Anyone trying to do this... the first thing you do is avoid lex/yacc/bison/antlr. You do not need all this ceremony. A recursive descent parser that uses Pratt parsing will work for a vast majority of cases.
The lexer/parser is never the bottleneck. In fact, you can write those two by hand over a single weekend for a largish language. With LLMs, it takes 15 minutes if you have an unambiguous spec.
The biggest time sink, and the reason you will fail for sure, is the inability to restrict the scope of the project. You start with a limited feature set and produce the entire compiler/vm toolchain. Then you get greedy and fiddle with the type system, adding features that you have never used and probably never will. And now you have to change every single phase from start to end.
Jonathan Blow wrote his own game enginee and for that he wrote his own programming language.
He went through straight recursive descendant parser and said same thing.
I think compiler courses teach from yacc, bison etc that's where this whole thing came from but in practice people discovered that hand written recursive descendant parsers are all you need.
> I think compiler courses teach from yacc, bison etc that's where this whole thing came from
Very true. I have a shelf full of books on compiler development and optimization.

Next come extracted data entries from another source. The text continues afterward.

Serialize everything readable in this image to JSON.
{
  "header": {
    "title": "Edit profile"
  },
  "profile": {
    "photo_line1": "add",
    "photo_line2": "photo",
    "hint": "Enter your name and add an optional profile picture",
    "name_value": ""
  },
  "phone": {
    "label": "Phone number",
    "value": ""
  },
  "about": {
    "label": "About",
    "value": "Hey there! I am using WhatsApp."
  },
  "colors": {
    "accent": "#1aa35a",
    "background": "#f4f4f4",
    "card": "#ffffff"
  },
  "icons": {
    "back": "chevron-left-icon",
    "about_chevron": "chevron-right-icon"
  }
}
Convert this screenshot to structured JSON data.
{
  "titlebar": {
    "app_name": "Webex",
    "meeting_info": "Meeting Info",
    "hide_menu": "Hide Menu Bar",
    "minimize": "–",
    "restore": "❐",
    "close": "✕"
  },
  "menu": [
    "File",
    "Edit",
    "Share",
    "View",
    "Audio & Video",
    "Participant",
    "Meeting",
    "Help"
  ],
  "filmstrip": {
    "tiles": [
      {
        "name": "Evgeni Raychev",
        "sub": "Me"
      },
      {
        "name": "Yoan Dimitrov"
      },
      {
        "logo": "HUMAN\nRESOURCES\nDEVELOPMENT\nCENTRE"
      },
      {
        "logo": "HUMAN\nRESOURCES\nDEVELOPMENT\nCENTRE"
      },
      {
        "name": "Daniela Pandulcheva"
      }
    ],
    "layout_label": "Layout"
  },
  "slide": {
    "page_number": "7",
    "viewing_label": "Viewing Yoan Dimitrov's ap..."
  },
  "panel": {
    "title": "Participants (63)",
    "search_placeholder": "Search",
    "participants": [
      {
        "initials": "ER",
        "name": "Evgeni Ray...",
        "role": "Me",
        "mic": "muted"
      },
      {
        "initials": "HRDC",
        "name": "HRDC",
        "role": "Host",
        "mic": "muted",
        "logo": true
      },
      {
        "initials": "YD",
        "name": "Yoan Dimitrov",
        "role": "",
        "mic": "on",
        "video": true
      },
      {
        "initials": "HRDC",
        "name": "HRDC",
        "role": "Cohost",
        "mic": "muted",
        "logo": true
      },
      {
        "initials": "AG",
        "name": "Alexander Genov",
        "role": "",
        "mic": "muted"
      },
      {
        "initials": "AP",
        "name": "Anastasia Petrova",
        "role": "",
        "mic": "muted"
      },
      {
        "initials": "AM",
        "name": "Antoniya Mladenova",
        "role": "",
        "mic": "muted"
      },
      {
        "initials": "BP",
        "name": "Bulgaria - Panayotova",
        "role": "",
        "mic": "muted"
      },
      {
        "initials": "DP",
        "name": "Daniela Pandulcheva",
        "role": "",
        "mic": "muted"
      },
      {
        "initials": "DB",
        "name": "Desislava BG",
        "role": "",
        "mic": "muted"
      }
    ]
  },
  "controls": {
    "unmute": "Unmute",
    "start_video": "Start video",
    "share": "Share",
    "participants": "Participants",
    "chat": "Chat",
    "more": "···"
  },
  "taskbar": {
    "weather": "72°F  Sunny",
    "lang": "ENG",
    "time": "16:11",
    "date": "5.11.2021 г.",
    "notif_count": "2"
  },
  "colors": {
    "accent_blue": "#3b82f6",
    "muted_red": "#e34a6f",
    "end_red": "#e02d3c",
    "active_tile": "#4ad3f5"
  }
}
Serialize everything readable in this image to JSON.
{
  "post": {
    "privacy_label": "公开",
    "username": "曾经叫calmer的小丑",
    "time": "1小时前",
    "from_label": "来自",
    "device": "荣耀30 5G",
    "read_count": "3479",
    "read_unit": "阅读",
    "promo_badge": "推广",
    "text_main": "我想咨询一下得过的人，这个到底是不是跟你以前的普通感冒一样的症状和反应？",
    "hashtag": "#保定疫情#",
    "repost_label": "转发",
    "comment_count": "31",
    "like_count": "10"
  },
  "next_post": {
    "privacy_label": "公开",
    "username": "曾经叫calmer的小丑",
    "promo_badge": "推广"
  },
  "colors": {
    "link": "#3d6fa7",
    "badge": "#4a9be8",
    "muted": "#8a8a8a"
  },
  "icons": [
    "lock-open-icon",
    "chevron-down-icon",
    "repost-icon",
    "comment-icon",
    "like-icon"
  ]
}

I have read them selectively, a chapter here, a chapter there. But that shelf is useless for a vast majority of people.
You might find it useful if you are developing a production-level compiler/vm (I cannot make this statement with a straight face while Python rules the world). But a simple and sensible architecture that uses recursive-descent parsing takes you a long way.

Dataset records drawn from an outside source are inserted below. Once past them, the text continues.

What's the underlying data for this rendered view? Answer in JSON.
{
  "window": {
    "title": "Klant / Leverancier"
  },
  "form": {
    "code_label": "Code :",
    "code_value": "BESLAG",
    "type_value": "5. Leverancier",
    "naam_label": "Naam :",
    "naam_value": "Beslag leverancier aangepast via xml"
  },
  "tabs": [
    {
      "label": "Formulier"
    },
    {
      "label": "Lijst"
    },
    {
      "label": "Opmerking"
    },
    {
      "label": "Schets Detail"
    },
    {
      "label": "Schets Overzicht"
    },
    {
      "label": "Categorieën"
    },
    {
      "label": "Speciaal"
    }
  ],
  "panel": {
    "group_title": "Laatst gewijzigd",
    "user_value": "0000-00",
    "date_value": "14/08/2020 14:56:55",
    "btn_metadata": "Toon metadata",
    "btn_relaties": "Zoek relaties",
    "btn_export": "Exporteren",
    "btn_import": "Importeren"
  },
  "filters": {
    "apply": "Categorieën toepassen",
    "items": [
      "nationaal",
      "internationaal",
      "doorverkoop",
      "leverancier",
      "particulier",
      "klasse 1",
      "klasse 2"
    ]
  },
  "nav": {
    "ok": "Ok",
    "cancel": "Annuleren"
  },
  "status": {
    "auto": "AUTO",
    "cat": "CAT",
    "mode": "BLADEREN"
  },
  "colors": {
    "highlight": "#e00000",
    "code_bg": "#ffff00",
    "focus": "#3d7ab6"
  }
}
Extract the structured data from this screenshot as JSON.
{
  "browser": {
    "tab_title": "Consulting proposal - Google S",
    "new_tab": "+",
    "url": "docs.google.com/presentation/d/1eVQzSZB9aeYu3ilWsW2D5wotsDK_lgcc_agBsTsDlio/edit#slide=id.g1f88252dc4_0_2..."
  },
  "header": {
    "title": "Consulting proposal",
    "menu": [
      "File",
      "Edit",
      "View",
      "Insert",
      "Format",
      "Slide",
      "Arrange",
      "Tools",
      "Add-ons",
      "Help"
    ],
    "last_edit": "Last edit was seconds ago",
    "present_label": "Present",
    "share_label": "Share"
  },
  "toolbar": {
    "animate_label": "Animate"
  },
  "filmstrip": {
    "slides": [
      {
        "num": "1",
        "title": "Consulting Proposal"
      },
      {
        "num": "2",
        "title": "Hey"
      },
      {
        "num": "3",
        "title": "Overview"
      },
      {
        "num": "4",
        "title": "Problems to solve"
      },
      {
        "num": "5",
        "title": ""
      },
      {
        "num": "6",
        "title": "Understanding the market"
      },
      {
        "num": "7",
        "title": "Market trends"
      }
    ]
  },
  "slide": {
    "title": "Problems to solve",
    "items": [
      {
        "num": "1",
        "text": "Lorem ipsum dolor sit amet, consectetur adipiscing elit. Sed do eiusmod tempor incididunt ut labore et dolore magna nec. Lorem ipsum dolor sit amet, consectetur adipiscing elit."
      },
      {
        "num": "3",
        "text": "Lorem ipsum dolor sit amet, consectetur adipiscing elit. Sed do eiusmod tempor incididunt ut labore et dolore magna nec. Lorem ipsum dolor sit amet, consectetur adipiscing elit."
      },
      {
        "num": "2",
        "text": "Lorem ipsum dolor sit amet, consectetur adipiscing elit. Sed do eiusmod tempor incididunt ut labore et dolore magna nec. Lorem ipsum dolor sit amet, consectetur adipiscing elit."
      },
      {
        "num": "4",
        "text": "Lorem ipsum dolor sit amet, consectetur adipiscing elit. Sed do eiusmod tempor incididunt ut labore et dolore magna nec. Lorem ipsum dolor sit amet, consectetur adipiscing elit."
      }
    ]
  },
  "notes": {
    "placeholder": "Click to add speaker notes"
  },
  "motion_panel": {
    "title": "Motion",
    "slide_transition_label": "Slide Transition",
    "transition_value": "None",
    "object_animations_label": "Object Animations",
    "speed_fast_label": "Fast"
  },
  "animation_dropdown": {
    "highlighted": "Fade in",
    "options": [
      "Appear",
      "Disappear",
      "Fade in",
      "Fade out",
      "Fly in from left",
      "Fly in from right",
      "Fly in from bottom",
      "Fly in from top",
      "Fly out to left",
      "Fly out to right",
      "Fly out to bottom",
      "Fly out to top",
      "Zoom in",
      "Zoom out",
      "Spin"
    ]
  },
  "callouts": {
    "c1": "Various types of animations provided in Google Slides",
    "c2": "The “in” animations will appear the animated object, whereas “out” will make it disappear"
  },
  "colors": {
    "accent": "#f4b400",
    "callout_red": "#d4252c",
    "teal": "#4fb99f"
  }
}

Most hobbyist compilers (and even some production ones) are written as a heavy front-end compiling down to C or LLVM. Very few people actually write their own backend.

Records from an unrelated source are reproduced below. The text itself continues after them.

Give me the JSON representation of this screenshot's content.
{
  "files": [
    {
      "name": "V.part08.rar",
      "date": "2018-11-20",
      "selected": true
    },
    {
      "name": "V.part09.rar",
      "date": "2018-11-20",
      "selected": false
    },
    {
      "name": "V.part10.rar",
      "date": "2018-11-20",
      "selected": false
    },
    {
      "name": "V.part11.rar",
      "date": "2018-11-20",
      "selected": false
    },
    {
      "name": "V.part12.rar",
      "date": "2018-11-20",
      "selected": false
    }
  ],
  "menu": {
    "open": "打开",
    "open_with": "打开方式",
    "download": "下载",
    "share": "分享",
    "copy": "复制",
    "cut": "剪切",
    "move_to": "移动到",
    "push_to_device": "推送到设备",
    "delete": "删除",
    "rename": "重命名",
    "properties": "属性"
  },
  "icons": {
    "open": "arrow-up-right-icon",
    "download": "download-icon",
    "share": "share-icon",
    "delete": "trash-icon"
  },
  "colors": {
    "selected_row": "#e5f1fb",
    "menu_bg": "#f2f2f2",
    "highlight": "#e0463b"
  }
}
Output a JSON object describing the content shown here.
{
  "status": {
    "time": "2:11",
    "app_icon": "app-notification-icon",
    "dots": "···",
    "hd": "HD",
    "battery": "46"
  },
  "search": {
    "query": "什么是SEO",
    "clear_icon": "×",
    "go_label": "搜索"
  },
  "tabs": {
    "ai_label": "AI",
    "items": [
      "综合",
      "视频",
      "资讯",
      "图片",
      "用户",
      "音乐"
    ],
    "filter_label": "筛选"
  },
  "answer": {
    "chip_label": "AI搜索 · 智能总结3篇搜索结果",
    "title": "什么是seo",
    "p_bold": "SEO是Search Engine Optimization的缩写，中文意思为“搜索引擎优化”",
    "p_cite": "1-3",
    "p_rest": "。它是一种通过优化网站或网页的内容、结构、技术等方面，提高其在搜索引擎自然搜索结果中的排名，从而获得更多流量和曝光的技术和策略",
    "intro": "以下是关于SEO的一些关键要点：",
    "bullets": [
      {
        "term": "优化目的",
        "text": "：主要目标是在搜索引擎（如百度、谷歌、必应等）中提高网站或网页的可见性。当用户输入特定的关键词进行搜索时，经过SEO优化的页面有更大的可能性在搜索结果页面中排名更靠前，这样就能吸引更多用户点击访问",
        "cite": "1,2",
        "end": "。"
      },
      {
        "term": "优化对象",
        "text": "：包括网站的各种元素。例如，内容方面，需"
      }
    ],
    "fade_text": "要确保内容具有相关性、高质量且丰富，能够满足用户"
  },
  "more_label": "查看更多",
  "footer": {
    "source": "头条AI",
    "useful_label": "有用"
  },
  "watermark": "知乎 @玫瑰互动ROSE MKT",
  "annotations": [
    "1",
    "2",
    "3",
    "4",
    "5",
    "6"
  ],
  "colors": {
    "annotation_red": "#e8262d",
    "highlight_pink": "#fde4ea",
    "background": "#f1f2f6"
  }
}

I learned to do this about 2 years ago (pre LLM). I have been developing software for ~30 years and somehow doing something like this was a major mental obstacle, mostly created by the perception of "the dragon book", as in this topic being full of mystical unobtainable incantations, so I never even dared venture into this space. Silly, I know. However, after diving into this and learning to write a recursive descent parser for a DSL I wanted to write, it felt like I'd acquired a superpower. Totally understand that there is many more layers to all of this, layer that can get very complex, but just learning that first bit...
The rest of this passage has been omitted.